To investigate this, we employ AMS-dating to systematically date and place these artefacts in their appropriate temporal context. Moreover, an initial pilot study of Lyngby antler artefacts from Stellmoor (David & Eriksen 2021) has established the immaculate research potential of this group of artefacts with respect to a chaîne opératoire analysis aiming at a complete dynamic reconstruction of their manufacture and use life. Based on a thorough typo-technological and chronological re-examination of artefacts from Stellmoor and other north European sites, we will accordingly address questions pertaining to the socio-cultural importance as well as the dating of these implements. A thorough publication is in preparation in collaboration with Helene A. Rose (Göteborgs Universitet) and other colleagues.

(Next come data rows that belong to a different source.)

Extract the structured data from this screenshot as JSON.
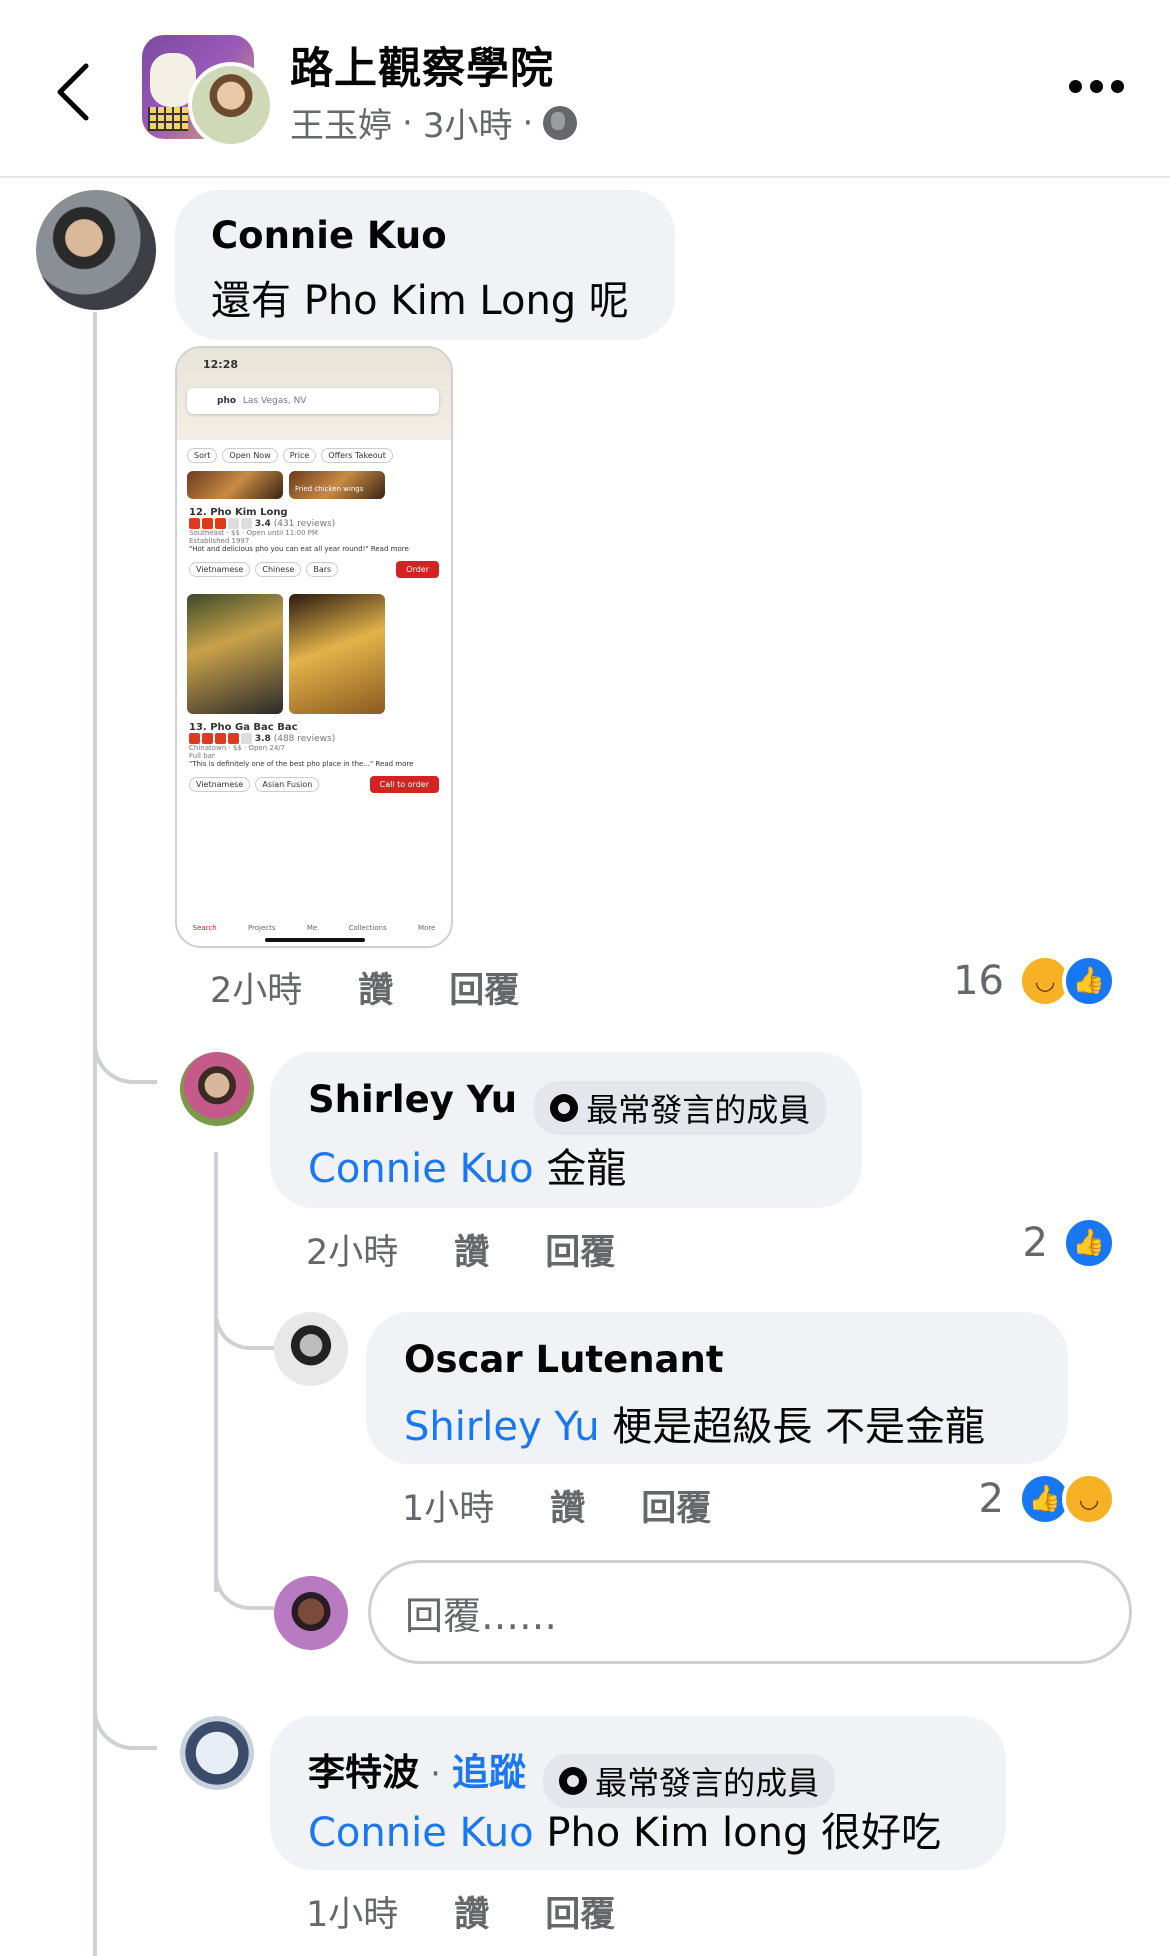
{
  "header": {
    "group_name": "路上觀察學院",
    "author": "王玉婷",
    "time": "3小時",
    "separator": "·",
    "visibility_icon": "globe-icon",
    "back_icon": "chevron-left-icon",
    "more_icon": "more-dots-icon"
  },
  "comments": [
    {
      "name": "Connie Kuo",
      "text": "還有 Pho Kim Long 呢",
      "time": "2小時",
      "like_label": "讚",
      "reply_label": "回覆",
      "reaction_count": "16",
      "reactions": [
        "haha",
        "like"
      ]
    },
    {
      "name": "Shirley Yu",
      "badge": "最常發言的成員",
      "mention": "Connie Kuo",
      "text": "金龍",
      "time": "2小時",
      "like_label": "讚",
      "reply_label": "回覆",
      "reaction_count": "2",
      "reactions": [
        "like"
      ]
    },
    {
      "name": "Oscar Lutenant",
      "mention": "Shirley Yu",
      "text": "梗是超級長 不是金龍",
      "time": "1小時",
      "like_label": "讚",
      "reply_label": "回覆",
      "reaction_count": "2",
      "reactions": [
        "like",
        "haha"
      ]
    },
    {
      "name": "李特波",
      "follow_label": "追蹤",
      "badge": "最常發言的成員",
      "mention": "Connie Kuo",
      "text": "Pho Kim long 很好吃",
      "time": "1小時",
      "like_label": "讚",
      "reply_label": "回覆"
    }
  ],
  "reply_input": {
    "placeholder": "回覆……"
  },
  "screenshot": {
    "status_time": "12:28",
    "search_term": "pho",
    "search_location": "Las Vegas, NV",
    "filters": [
      "Sort",
      "Open Now",
      "Price",
      "Offers Takeout"
    ],
    "photo_caption": "Fried chicken wings",
    "results": [
      {
        "title": "12. Pho Kim Long",
        "rating": "3.4",
        "reviews": "(431 reviews)",
        "location": "Southeast · $$ · Open until 11:00 PM",
        "extra": "Established 1997",
        "quote": "\"Hot and delicious pho you can eat all year round!\" Read more",
        "tags": [
          "Vietnamese",
          "Chinese",
          "Bars"
        ],
        "action": "Order"
      },
      {
        "title": "13. Pho Ga Bac Bac",
        "rating": "3.8",
        "reviews": "(488 reviews)",
        "location": "Chinatown · $$ · Open 24/7",
        "extra": "Full bar",
        "quote": "\"This is definitely one of the best pho place in the...\" Read more",
        "tags": [
          "Vietnamese",
          "Asian Fusion"
        ],
        "action": "Call to order"
      }
    ],
    "tabs": [
      "Search",
      "Projects",
      "Me",
      "Collections",
      "More"
    ]
  }
}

É. David & B.V. Eriksen, 2021: Antler Tool’s Biography Shortens Time Frame of Lyngby-axes to the Last Stage of the Late Glacial. In: S. Gaudzinski-Windheuser & O. Jöris (eds), The Beef behind all possible pasts. The tandem-Festschrift in honour of Elaine Turner and Martin Street. Monographien des Römisch-Germanischen Zentralmuseums 157, 2 (Mainz 2021), pp. 639-656. https://doi.org/10.11588/propylaeum.950.c12583 

 
Mesolithic Burials
During the rescue excavation in 2001 of an Iron Age village at Hammelev in Southern Jutland, Danish archaeologists unexpectedly uncovered a well-preserved ochre grave and various settlement remains from the Early Mesolithic. The ochre grave contained the cremated remains of an adult individual accompanied by unburned grave goods belonging to the Maglemose culture. Radiocarbon analysis confirms an age of approximately 8000 cal BC. From this period human remains, with or without a burial context, are very rare, and cremation graves even more so. Previously, this was thought to be a simple reflection of the fact that these people were highly mobile hunter-gatherers with little or no need for complex burial practices. Accordingly, this is a truly unique find with far-reaching interpretational implications concerning both the living and the dead in the Early Mesolithic of Northern Europe. A thorough publication of the find is being prepared in collaboration with Hans Christian Andersen (Museum Sønderjylland). The following short article gives a basic introduction:

B.V. Eriksen & H.C.H. Andersen, 2016: Hammelev. An Early Mesolithic cremation grave from Southern Jutland, Denmark. In: J. Grünberg et al. (eds), Mesolithic Burials – Rites, symbols and social organization of early postglacial communities. Tagungen des Landesmuseums für Vorgeschichte Halle, Band 13/1, pp. 73-80.